"Aunt Alice isn't playing fair," she said. "She pretends now that it was all my idea—coming over to play at being your uncle's widow, but she really encouraged me to do it so I could give her an impartial judgment of your character. I'm her only niece and her namesake, and she relies on me a good deal. You know she's very, very rich, and she had never any idea of keeping your uncle's money. She meant all the while to give it to you—provided she found you were nice. And she thinks you are very nice."
"Your own opinion of me would be interesting," I suggested.
She had gathered a handful of pebbles and was flinging them fitfully at a bit of driftwood. I wished her lips hadn't that little quiver that preluded laughter and that her eyes were not the haven of all the dreams in the world.
She landed a pebble on the target before replying.

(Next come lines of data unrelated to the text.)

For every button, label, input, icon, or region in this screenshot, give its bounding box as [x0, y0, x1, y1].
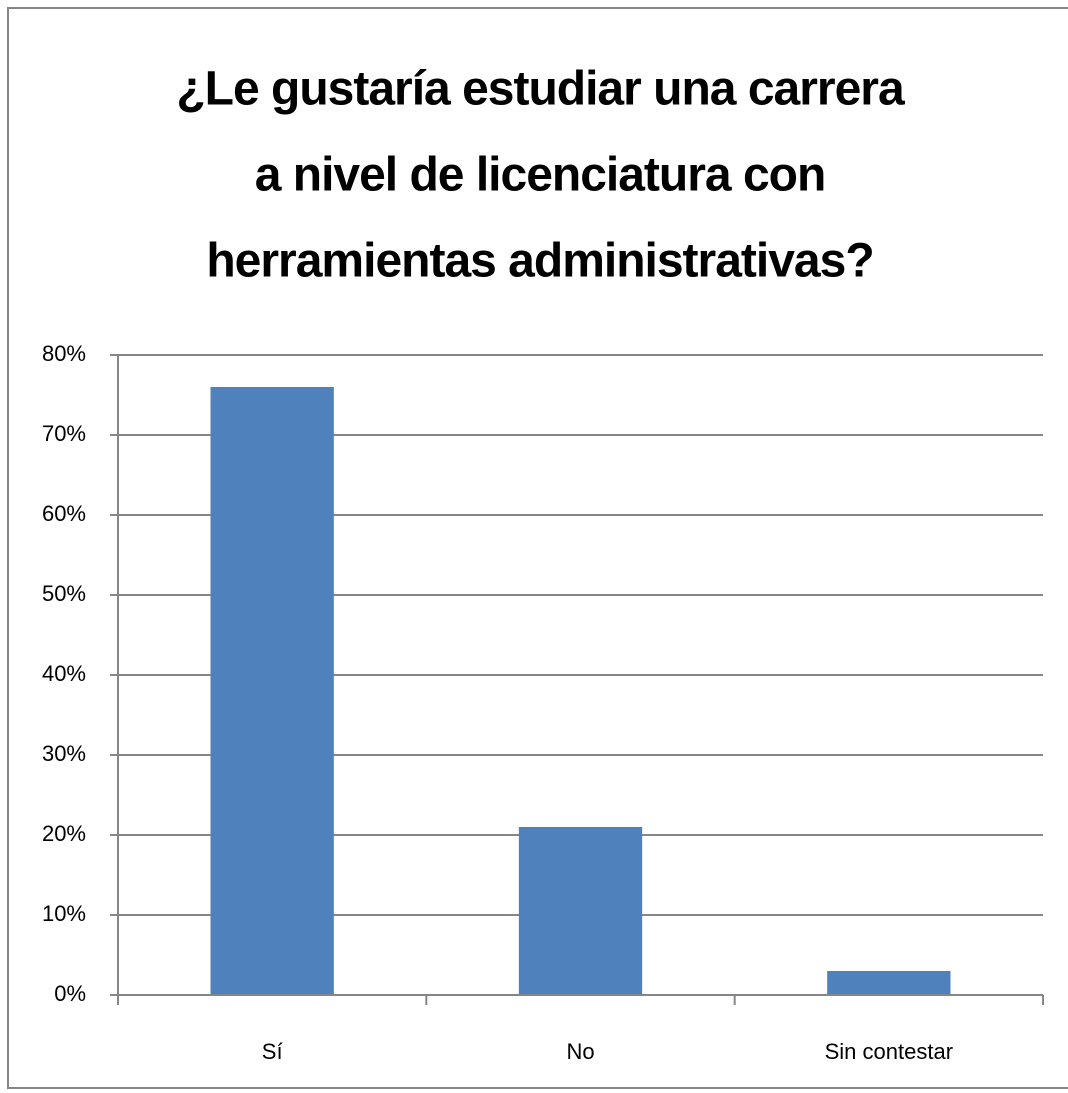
y-tick-label: 30% [42, 741, 86, 766]
y-tick-label: 0% [54, 981, 86, 1006]
x-tick-label: Sí [262, 1039, 283, 1064]
bar [518, 827, 643, 995]
x-tick-label: No [566, 1039, 594, 1064]
y-tick-label: 20% [42, 821, 86, 846]
y-tick-label: 50% [42, 581, 86, 606]
chart-title: ¿Le gustaría estudiar una carrera [176, 63, 905, 116]
chart-title: a nivel de licenciatura con [255, 149, 826, 202]
chart-title: herramientas administrativas? [206, 235, 873, 288]
y-tick-label: 80% [42, 341, 86, 366]
y-tick-label: 60% [42, 501, 86, 526]
x-tick-label: Sin contestar [825, 1039, 953, 1064]
y-tick-label: 70% [42, 421, 86, 446]
bar [210, 387, 334, 995]
y-tick-label: 10% [42, 901, 86, 926]
bar [827, 971, 951, 995]
y-tick-label: 40% [42, 661, 86, 686]
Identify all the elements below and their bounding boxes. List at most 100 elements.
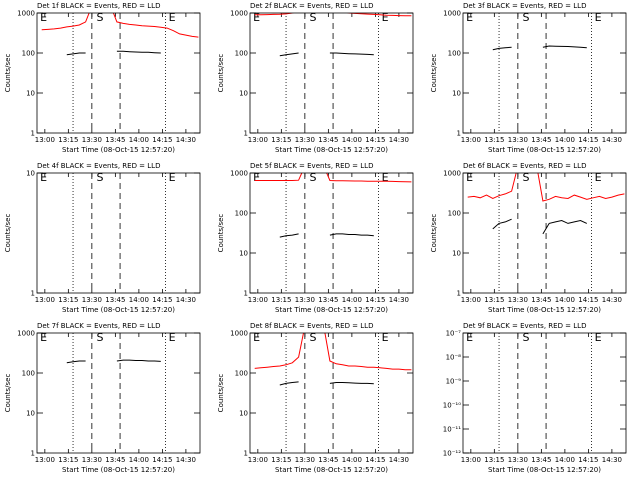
x-tick-label: 13:45 [318, 136, 338, 144]
y-tick-label: 1 [457, 130, 461, 138]
annotation: S [97, 331, 104, 344]
y-tick-label: 10⁻⁹ [446, 378, 462, 386]
data-line [41, 13, 199, 38]
x-tick-label: 14:15 [578, 296, 598, 304]
x-tick-label: 14:15 [365, 456, 385, 464]
x-tick-label: 14:00 [129, 136, 149, 144]
data-line [492, 45, 587, 51]
chart-title: Det 8f BLACK = Events, RED = LLD [250, 322, 373, 330]
annotation: E [169, 11, 176, 24]
plot-frame [462, 12, 627, 134]
x-tick-label: 13:00 [35, 296, 55, 304]
annotation: E [169, 171, 176, 184]
chart-title: Det 2f BLACK = Events, RED = LLD [250, 2, 373, 10]
x-tick-label: 13:30 [82, 296, 102, 304]
data-line [66, 359, 161, 364]
chart-panel: Det 8f BLACK = Events, RED = LLD Start Ti… [217, 322, 414, 474]
x-axis-label: Start Time (08-Oct-15 12:57:20) [488, 146, 601, 154]
x-tick-label: 14:30 [602, 296, 622, 304]
plot-frame [462, 172, 627, 294]
y-tick-label: 100 [235, 370, 248, 378]
x-tick-label: 13:15 [271, 136, 291, 144]
x-tick-label: 13:15 [58, 296, 78, 304]
data-line [254, 333, 412, 371]
x-tick-label: 14:15 [578, 456, 598, 464]
chart-title: Det 7f BLACK = Events, RED = LLD [37, 322, 160, 330]
annotation: E [382, 11, 389, 24]
data-line [66, 50, 161, 56]
y-tick-label: 100 [448, 50, 461, 58]
chart-panel: Det 7f BLACK = Events, RED = LLD Start Ti… [4, 322, 201, 474]
y-tick-label: 1 [244, 130, 248, 138]
x-tick-label: 13:15 [271, 456, 291, 464]
x-tick-label: 14:15 [365, 296, 385, 304]
x-tick-label: 13:15 [271, 296, 291, 304]
chart-panel: Det 9f BLACK = Events, RED = LLD Start Ti… [443, 322, 627, 474]
x-tick-label: 14:30 [176, 456, 196, 464]
y-tick-label: 1 [244, 450, 248, 458]
x-tick-label: 14:30 [389, 456, 409, 464]
y-tick-label: 100 [235, 210, 248, 218]
annotation: S [523, 11, 530, 24]
x-tick-label: 13:15 [484, 136, 504, 144]
y-axis-label: Counts/sec [217, 374, 225, 413]
x-tick-label: 14:00 [342, 456, 362, 464]
annotation: E [382, 171, 389, 184]
x-tick-label: 13:45 [531, 136, 551, 144]
x-tick-label: 13:15 [484, 296, 504, 304]
y-tick-label: 1000 [230, 10, 248, 18]
annotation: S [310, 11, 317, 24]
x-tick-label: 13:30 [295, 136, 315, 144]
x-tick-label: 13:45 [531, 296, 551, 304]
y-tick-label: 10 [452, 250, 461, 258]
plot-frame [249, 12, 414, 134]
x-tick-label: 13:30 [295, 456, 315, 464]
y-tick-label: 1000 [230, 330, 248, 338]
annotation: E [40, 171, 47, 184]
y-axis-label: Counts/sec [217, 214, 225, 253]
x-tick-label: 14:30 [389, 136, 409, 144]
x-tick-label: 13:45 [105, 136, 125, 144]
y-axis-label: Counts/sec [430, 214, 438, 253]
annotation: E [40, 11, 47, 24]
y-tick-label: 1000 [443, 170, 461, 178]
data-line [467, 173, 625, 202]
annotation: E [253, 11, 260, 24]
chart-panel: Det 5f BLACK = Events, RED = LLD Start Ti… [217, 162, 414, 314]
annotation: E [466, 331, 473, 344]
annotation: E [253, 171, 260, 184]
data-line [492, 218, 588, 235]
chart-panel: Det 3f BLACK = Events, RED = LLD Start Ti… [430, 2, 627, 154]
y-axis-label: Counts/sec [4, 214, 12, 253]
y-tick-label: 10 [26, 410, 35, 418]
annotation: E [595, 331, 602, 344]
y-tick-label: 1 [457, 290, 461, 298]
y-axis-label: Counts/sec [4, 374, 12, 413]
chart-panel: Det 4f BLACK = Events, RED = LLD Start Ti… [4, 162, 201, 314]
y-tick-label: 10 [239, 410, 248, 418]
x-tick-label: 14:15 [152, 136, 172, 144]
x-tick-label: 13:30 [82, 456, 102, 464]
x-tick-label: 14:30 [602, 456, 622, 464]
x-tick-label: 13:00 [35, 456, 55, 464]
data-line [254, 13, 412, 17]
data-line [279, 52, 374, 57]
x-tick-label: 14:00 [129, 456, 149, 464]
x-tick-label: 13:45 [318, 456, 338, 464]
y-tick-label: 1 [31, 130, 35, 138]
x-axis-label: Start Time (08-Oct-15 12:57:20) [488, 466, 601, 474]
x-tick-label: 13:30 [295, 296, 315, 304]
plot-frame [462, 332, 627, 454]
y-tick-label: 1000 [230, 170, 248, 178]
x-axis-label: Start Time (08-Oct-15 12:57:20) [275, 146, 388, 154]
chart-title: Det 1f BLACK = Events, RED = LLD [37, 2, 160, 10]
x-tick-label: 13:00 [461, 296, 481, 304]
y-tick-label: 1 [244, 290, 248, 298]
x-tick-label: 13:15 [484, 456, 504, 464]
x-tick-label: 14:00 [342, 136, 362, 144]
x-tick-label: 14:00 [555, 136, 575, 144]
data-line [279, 381, 374, 386]
x-axis-label: Start Time (08-Oct-15 12:57:20) [275, 466, 388, 474]
chart-title: Det 6f BLACK = Events, RED = LLD [463, 162, 586, 170]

"You are very nice, I think," she said with disconcerting detachment. "At first I was afraid you didn't like nonsense, but you really got through very well, considering the trouble I caused you. But I'm in trouble myself now. Papa will land to-morrow. He's the grandest, dearest man in all this world, but when he finds that I'm going to act in Mr. Searles's play he will be terribly cut up. Of course it will not be for long. Even if it's a big success, I'm to be released in three months. Constance and Sir Cecil think I owe it to myself to appear in the piece; they're good enough to say nobody else can do it so well—which is a question. I'm going to give all the money I earn to the blind soldiers."
(I wished the tears in her eyes didn't make them more lovely still!)
"Being what you are and all you are, it would be brutal for me to add to the number of things you have to tell your father. I'm a very obscure person, and he is a gentleman of title and otherwise distinguished. You are the Honorable Miss——"
"Papa has said numbers of times," she began softly, looking far out across the blue Sound—"he has said, oh, very often, that he'll never stop troubling about me until—until I'm happily married."
"When you came here you wore a wedding-ring," I remarked casually.
"It was only a 'property' ring, to help deceive you. I bought it in Chicago. When Aunt Alice came I threw it away."